If Wickard were simply struck down, the U.S. would be reformed into a weak federation, akin perhaps to pre-EU Europe, where laws vary wildly between states, and the federal government has little power. No EPA, no federal minimum wage, no forced integration, reduced civil rights, only direct interstate commerce being regulated.

That's unlikely to happen, but the court would either have to reaffirm Wickard, or would have to come up with a new standard to keep, say, the $200 tax on pre-1986 machine guns effective (preventing a garage machine gun), but allow some notion of non-economic activity like home distilling to continue.

The OBBB reduced the tax on suppressors to $0, which strongly undermines the idea that home production of suppressors can be regulated by Wickard, since there is no tax interest to protect.

How it might affect the controlled substances act is more complicated, since there is no tax on illegal drugs, and the government has decided to entirely ban non-pharmaceutical street drugs, hence even "hobby" production clearly undermines that policy.

It's an area with lots of apparent but longstanding contradictions and questionable standards, but it would upend much of the New Deal to reverse it.

https://en.wikipedia.org/wiki/Wickard_v._Filburn

You’re confusing a few of the issues here. This isn’t an interstate commerce case, it’s a tax power case, which does reflect on the NFA but not on Wickard v Filburn or civil rights. The important aspects of federal civil rights law aren’t legally justified by the commerce clause either.

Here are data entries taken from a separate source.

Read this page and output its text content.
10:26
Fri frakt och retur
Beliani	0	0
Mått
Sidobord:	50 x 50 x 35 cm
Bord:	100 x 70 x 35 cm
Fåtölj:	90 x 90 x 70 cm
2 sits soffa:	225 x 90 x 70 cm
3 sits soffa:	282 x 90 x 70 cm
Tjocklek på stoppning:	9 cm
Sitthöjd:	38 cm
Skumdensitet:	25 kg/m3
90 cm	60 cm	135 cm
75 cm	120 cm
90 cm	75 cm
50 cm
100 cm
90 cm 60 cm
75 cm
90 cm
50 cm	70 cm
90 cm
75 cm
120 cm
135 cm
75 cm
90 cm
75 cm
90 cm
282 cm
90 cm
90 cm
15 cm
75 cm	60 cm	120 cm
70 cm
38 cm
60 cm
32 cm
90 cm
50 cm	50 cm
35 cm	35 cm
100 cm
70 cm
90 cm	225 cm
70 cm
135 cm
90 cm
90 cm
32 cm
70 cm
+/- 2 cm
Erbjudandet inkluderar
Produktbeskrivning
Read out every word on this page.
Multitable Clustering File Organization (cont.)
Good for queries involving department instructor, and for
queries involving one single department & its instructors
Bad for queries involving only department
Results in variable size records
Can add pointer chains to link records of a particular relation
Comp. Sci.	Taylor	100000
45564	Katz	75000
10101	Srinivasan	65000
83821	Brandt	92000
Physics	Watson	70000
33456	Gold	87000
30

Though I would gladly see Wickard v Filburn overturned. Commercial regulations already vary by state, and the US would still be more cohesive than the EU is today, but the amount of water that flows through my showerhead doesn’t have to be a concern of the federal government. In fact, we don’t even need Wickard v Filburn to be a more cohesive federation than Canada, which doesn’t even have free trade between provinces.

> No EPA, no federal minimum wage, no forced integration, reduced civil rights, only direct interstate commerce being regulated.

States can still do civil rights etc.